In recent years, however, Loudoun has taken steps to become less reliant on data centers, largely due to declining revenues linked to depreciation of data center computer equipment, supply chain issues and less facility construction during the pandemic.
Last year’s tax collection on computer equipment was about $30 million less than anticipated for the current year, according to Loudoun’s finance report in July. County staff said the lower levy will have a negative impact on current revenues.
Consequently, county officials are looking toward other economic development opportunities. Recently, the county inked a deal to build a 36-court tennis campus estimated to bring in $8.5 million annually.
Loudoun and other counties in Virginia also face uncertainty about how much revenue they’ll be able to reap from data centers after the General Assembly passed legislation in 2022 changing how tax can be assessed. Currently, some data centers can obtain an exemption from retail sales and use tax if they meet certain criteria.
‘Greed and fear’
In Prince William, the effort to make more space for data centers has not only created a rift in the community, but triggered a race to recall local leaders.
Gainesville residents, the Coalition to Protect Prince William County and the Prince William County Republicans — through a resolution — make up most of the opponents to the Gateway project.
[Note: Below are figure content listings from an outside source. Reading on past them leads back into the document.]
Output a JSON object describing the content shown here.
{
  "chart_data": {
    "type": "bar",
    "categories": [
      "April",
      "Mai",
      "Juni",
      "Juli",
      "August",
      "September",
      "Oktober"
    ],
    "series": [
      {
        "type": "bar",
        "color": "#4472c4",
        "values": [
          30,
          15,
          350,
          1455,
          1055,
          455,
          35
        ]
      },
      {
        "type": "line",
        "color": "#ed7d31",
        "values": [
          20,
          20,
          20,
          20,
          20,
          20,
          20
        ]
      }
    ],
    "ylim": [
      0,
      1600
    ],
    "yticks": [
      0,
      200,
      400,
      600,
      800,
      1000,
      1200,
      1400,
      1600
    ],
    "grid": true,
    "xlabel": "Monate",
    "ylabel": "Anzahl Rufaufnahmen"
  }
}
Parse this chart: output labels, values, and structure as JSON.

“It’s not for or against data center development,” said Elena Schlossberg, the coalition’s executive director. “We all use data, [but] it’s for data center development in the right location.”
Recall efforts, which are being led by the Coalition to Protect Prince William County, claim that Board of Supervisors Chair Ann Wheeler and Gainesville Supervisor Peter Candland have neglected their duties and misused their offices.
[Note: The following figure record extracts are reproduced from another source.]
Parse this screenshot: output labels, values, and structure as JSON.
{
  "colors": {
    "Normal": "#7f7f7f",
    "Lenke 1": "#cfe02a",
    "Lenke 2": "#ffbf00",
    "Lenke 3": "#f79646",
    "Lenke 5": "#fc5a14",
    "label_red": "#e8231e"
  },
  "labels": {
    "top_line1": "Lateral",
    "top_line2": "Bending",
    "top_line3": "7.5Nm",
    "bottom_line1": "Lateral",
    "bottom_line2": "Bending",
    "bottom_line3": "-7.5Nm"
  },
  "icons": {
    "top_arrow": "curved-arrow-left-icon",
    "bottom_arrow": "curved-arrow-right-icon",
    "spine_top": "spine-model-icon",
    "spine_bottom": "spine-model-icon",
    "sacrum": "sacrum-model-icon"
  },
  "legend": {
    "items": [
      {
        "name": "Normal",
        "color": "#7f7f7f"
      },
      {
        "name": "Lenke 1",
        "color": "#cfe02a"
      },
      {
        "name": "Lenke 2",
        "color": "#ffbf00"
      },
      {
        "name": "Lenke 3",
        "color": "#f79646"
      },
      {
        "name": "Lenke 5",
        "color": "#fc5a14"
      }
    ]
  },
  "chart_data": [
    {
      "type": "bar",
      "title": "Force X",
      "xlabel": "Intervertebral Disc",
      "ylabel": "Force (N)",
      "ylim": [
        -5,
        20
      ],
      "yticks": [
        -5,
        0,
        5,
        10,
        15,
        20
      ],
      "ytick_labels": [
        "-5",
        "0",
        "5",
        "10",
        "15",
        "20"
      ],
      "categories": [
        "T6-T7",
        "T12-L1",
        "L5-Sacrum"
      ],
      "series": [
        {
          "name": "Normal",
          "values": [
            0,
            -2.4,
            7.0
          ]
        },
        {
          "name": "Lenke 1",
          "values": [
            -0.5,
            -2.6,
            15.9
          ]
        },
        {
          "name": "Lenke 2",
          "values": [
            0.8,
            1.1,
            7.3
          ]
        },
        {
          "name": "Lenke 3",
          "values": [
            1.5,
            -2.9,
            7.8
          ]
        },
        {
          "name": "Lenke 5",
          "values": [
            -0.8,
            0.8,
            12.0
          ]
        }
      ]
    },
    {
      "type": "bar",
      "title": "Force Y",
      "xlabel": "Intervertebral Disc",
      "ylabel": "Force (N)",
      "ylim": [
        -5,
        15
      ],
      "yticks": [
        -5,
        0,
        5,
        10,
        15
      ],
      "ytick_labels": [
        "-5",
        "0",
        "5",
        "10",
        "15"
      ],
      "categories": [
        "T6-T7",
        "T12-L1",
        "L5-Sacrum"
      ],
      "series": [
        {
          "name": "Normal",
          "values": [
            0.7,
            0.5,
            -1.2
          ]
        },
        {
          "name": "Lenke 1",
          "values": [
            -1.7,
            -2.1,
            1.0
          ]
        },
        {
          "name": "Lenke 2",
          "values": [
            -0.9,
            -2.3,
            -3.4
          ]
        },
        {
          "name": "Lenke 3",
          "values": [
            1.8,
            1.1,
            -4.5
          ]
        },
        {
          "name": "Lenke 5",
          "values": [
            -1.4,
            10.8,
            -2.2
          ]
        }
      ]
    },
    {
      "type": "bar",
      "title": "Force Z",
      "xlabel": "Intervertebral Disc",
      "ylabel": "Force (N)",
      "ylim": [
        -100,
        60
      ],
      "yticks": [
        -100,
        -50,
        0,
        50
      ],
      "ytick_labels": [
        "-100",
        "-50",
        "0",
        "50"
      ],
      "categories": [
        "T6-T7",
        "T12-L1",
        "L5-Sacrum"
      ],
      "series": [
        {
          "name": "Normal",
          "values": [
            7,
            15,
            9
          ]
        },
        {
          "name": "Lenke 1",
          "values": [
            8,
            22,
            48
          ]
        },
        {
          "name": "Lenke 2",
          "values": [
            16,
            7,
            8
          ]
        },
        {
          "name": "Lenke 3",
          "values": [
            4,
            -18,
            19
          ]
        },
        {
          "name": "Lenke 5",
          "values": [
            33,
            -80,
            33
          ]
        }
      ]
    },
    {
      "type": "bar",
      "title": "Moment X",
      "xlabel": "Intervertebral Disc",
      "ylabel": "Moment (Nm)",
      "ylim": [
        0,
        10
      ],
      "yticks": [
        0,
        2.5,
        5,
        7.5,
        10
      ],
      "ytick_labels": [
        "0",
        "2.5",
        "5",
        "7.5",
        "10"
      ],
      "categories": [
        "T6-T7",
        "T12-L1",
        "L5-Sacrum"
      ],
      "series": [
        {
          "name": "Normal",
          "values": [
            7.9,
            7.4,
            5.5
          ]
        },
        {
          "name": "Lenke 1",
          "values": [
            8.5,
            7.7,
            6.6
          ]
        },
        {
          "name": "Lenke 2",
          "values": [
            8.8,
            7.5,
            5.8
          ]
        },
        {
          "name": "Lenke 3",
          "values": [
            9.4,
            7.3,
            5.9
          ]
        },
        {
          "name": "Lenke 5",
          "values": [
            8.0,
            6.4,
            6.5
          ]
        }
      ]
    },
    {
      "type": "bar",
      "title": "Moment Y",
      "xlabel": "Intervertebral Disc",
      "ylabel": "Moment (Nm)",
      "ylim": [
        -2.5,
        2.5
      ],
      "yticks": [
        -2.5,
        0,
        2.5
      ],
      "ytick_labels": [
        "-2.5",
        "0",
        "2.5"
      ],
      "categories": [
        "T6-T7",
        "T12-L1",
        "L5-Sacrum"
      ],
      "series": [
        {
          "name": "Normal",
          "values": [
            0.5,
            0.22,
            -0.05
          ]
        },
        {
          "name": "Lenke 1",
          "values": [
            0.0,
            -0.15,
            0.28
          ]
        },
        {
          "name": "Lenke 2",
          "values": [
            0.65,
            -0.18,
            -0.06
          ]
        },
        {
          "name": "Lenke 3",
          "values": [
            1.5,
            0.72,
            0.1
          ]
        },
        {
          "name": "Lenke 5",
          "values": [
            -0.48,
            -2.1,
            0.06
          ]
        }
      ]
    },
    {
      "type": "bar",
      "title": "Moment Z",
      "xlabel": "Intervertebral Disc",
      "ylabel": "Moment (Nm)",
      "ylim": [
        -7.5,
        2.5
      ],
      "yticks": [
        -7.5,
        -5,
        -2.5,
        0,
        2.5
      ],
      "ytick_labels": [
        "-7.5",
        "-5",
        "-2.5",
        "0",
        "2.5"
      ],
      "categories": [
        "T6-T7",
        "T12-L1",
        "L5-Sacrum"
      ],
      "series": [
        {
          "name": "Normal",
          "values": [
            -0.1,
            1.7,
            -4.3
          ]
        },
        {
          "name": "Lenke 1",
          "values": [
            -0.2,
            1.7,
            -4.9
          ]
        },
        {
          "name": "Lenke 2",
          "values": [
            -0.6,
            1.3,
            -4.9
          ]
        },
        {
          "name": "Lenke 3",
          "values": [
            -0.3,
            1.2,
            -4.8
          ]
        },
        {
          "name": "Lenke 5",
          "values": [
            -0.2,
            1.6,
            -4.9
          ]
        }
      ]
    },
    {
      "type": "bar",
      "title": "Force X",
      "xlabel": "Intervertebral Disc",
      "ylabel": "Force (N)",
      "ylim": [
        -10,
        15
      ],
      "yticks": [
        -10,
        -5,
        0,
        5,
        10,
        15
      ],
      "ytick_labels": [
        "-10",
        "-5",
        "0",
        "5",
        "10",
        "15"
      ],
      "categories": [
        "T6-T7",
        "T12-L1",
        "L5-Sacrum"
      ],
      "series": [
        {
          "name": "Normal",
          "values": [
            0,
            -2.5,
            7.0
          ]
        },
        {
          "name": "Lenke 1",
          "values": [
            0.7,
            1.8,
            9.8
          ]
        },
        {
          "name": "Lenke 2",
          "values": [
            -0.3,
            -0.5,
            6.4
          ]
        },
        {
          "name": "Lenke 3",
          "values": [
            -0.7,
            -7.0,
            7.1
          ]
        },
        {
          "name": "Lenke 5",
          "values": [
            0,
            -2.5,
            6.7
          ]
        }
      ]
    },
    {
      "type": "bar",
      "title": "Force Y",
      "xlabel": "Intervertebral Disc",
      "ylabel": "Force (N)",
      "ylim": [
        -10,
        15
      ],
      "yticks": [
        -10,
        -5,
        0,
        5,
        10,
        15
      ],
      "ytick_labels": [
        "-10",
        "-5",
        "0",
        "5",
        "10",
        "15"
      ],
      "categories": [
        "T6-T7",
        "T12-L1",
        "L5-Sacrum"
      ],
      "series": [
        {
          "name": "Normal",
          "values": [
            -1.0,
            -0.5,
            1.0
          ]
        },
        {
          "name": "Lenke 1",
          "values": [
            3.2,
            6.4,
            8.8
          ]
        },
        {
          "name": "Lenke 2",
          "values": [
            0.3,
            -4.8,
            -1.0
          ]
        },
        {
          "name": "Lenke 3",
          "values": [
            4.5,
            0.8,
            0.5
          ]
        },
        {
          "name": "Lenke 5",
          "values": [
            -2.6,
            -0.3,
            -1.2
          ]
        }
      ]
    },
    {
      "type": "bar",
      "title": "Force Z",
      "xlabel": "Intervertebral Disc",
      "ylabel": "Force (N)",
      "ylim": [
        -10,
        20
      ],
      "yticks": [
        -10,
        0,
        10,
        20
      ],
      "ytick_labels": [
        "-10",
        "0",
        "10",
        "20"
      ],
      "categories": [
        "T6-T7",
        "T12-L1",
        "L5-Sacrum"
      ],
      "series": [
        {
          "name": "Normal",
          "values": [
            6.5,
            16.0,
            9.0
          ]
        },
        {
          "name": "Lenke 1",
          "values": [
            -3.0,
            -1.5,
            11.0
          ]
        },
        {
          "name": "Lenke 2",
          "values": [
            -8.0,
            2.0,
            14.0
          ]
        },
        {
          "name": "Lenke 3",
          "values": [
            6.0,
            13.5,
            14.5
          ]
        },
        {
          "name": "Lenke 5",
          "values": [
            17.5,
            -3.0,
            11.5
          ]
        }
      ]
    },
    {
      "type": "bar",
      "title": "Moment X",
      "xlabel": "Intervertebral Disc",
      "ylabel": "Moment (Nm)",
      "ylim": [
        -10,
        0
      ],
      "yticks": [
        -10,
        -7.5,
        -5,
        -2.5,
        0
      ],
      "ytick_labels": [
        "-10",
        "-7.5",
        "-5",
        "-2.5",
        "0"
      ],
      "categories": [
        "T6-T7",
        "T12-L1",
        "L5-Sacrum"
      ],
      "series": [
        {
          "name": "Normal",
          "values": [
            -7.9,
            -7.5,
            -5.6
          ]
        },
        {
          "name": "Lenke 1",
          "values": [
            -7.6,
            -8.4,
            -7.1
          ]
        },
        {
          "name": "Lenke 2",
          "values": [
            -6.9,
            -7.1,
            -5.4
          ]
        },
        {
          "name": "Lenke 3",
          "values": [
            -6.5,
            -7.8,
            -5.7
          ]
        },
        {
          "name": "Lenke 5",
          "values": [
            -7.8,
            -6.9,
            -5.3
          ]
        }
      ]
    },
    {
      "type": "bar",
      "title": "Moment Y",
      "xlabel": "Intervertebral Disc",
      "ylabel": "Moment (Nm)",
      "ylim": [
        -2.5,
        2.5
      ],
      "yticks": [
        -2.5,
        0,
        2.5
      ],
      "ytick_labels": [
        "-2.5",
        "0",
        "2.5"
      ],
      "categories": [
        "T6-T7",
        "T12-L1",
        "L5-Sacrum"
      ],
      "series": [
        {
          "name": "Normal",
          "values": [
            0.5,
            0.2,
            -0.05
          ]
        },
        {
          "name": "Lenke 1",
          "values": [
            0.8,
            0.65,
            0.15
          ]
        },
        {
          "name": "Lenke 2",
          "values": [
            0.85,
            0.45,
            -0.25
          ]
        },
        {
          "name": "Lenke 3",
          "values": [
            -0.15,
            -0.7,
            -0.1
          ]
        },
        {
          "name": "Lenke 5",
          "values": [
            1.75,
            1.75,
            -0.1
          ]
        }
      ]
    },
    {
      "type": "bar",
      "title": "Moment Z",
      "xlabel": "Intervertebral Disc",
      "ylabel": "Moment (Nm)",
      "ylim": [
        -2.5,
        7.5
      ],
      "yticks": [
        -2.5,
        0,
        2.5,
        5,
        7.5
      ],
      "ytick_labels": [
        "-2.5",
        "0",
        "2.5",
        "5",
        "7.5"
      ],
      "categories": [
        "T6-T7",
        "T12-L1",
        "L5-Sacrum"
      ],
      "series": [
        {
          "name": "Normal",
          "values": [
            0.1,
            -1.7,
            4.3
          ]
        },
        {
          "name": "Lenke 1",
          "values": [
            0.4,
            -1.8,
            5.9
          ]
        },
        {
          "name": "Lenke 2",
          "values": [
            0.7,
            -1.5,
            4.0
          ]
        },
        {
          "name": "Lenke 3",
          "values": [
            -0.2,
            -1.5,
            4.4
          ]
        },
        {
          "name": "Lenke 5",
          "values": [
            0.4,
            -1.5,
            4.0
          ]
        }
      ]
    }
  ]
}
Candland, who owns property within the proposed corridor, initially voted against beginning the study to examine the Gateway project’s viability. But following his vote, he joined with other Pageland Lane property owners to back the project, saying he and his family were in a “no-win situation.”
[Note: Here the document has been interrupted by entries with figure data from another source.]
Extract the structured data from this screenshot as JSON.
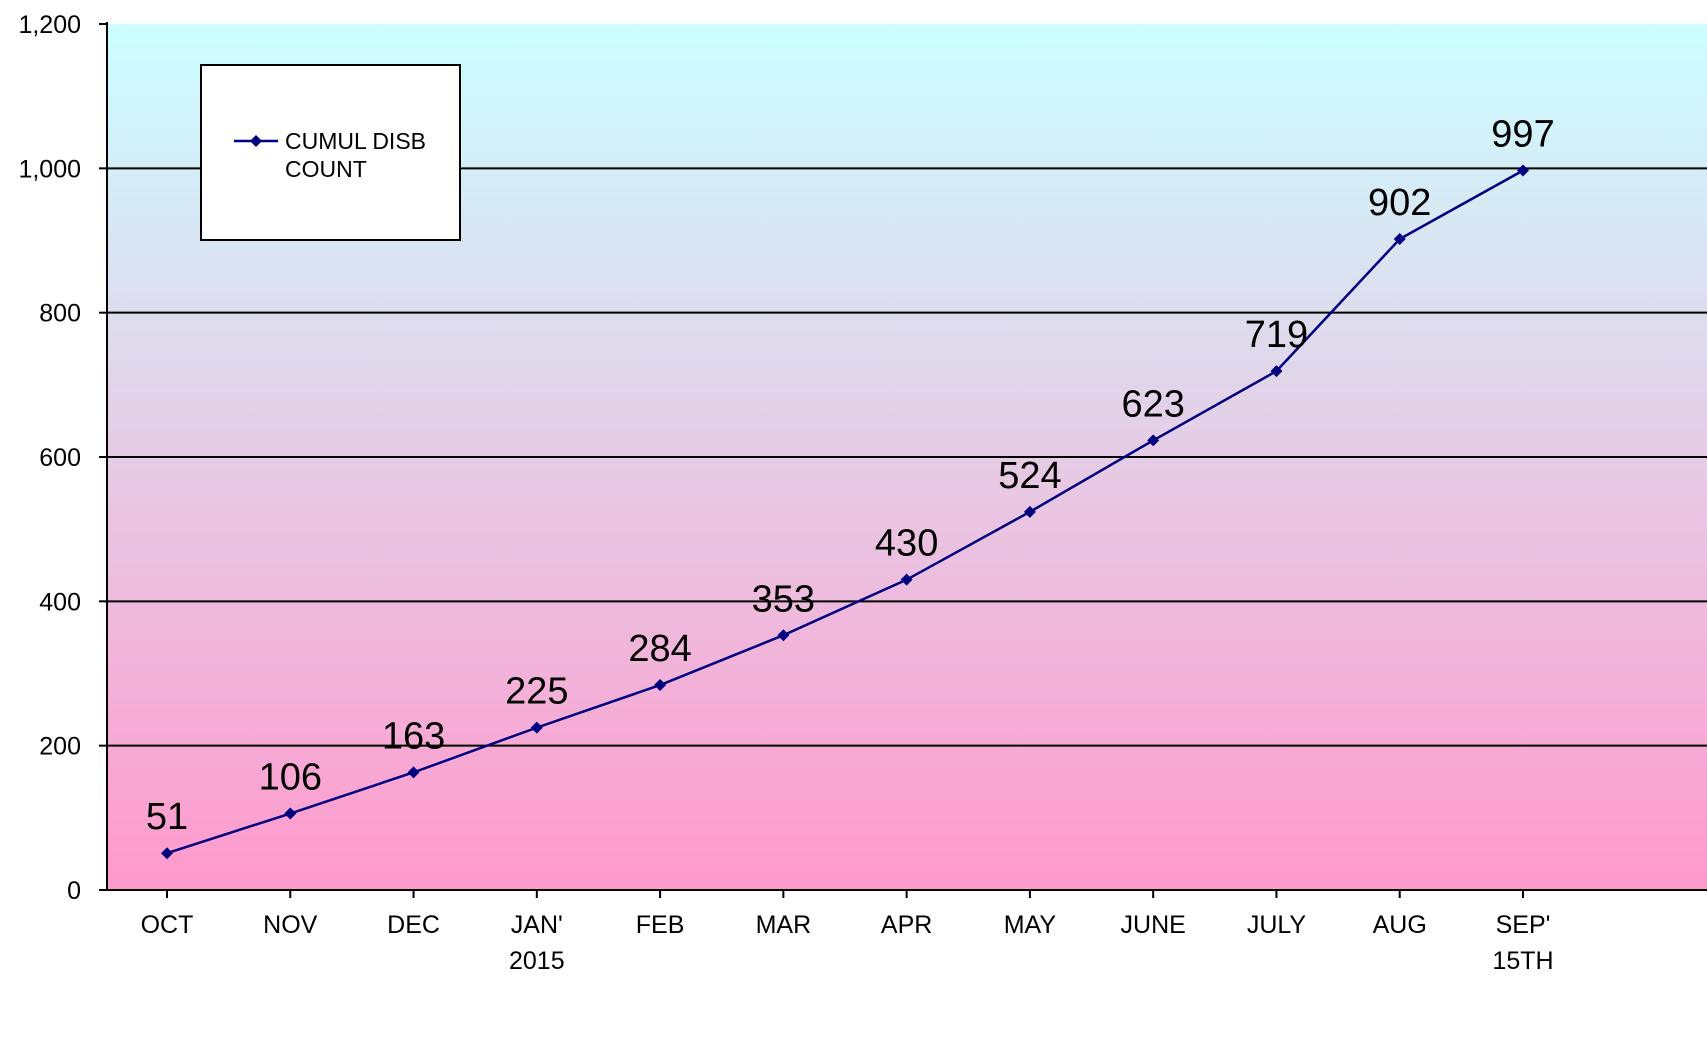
{
  "chart_data": {
    "type": "line",
    "categories": [
      [
        "OCT"
      ],
      [
        "NOV"
      ],
      [
        "DEC"
      ],
      [
        "JAN'",
        "2015"
      ],
      [
        "FEB"
      ],
      [
        "MAR"
      ],
      [
        "APR"
      ],
      [
        "MAY"
      ],
      [
        "JUNE"
      ],
      [
        "JULY"
      ],
      [
        "AUG"
      ],
      [
        "SEP'",
        "15TH"
      ]
    ],
    "series": [
      {
        "name": "CUMUL DISB COUNT",
        "legend_lines": [
          "CUMUL DISB",
          "COUNT"
        ],
        "values": [
          51,
          106,
          163,
          225,
          284,
          353,
          430,
          524,
          623,
          719,
          902,
          997
        ],
        "color": "#000080"
      }
    ],
    "data_labels": [
      "51",
      "106",
      "163",
      "225",
      "284",
      "353",
      "430",
      "524",
      "623",
      "719",
      "902",
      "997"
    ],
    "yticks": [
      0,
      200,
      400,
      600,
      800,
      1000,
      1200
    ],
    "ytick_labels": [
      "0",
      "200",
      "400",
      "600",
      "800",
      "1,000",
      "1,200"
    ],
    "ylim": [
      0,
      1200
    ],
    "title": "",
    "xlabel": "",
    "ylabel": "",
    "grid": true,
    "legend_position": "top-left",
    "background_gradient": {
      "top": "#ccffff",
      "bottom": "#ff99cc"
    },
    "gridline_color": "#000000",
    "axis_color": "#000000"
  }
}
“If the neighborhood was going to become a sea of data centers, we didn’t want that for our family,” Candland wrote in a letter to his constituents.
He later recused himself from any votes on the project.
Accusations against Wheeler have focused on financial interests. Since Prince William began considering the Gateway project, Compass Datacenters and QTS have filed rezoning applications for the acreage along Pageland Lane. Wheeler previously held stock in Blackstone Inc., which purchased QTS.
Wheeler declined a phone and in-person interview with the Mercury but said in an email that while her ownership of the stock did not rise to the level of a conflict of interest as defined by the state statute and “in no way would have affected my evaluation of any projects before the board,” she and her husband had divested themselves of any interest in Blackstone Inc.
The Prince William County Planning Commission will hold a public hearing on the draft plan, although a date hasn’t been set. The project will then go before the board for another public hearing before a vote is scheduled.
“Prince William County has an excellent history of mitigating impacts of all types of development and I expect that to continue as the county continues to grow over the next 20 years, no matter what the project is,” Wheeler said in an email.
In the meantime, residents continue to battle over the issue. Bill Wright, a county resident, said property owners backing the project are motivated by a combination of “greed and fear” as they face inevitable development of their area.
“Obviously, the property owners have a financial interest, but I can tell you that a lot of them didn’t want to do this,” said Kathy Kulick of the Homeowners Association of Prince William. However, she added, “they see it as the lesser of two evils rather than get surrounded by data centers.”
“They’d rather do that and get a million dollars, or close to it, for their property,” she said.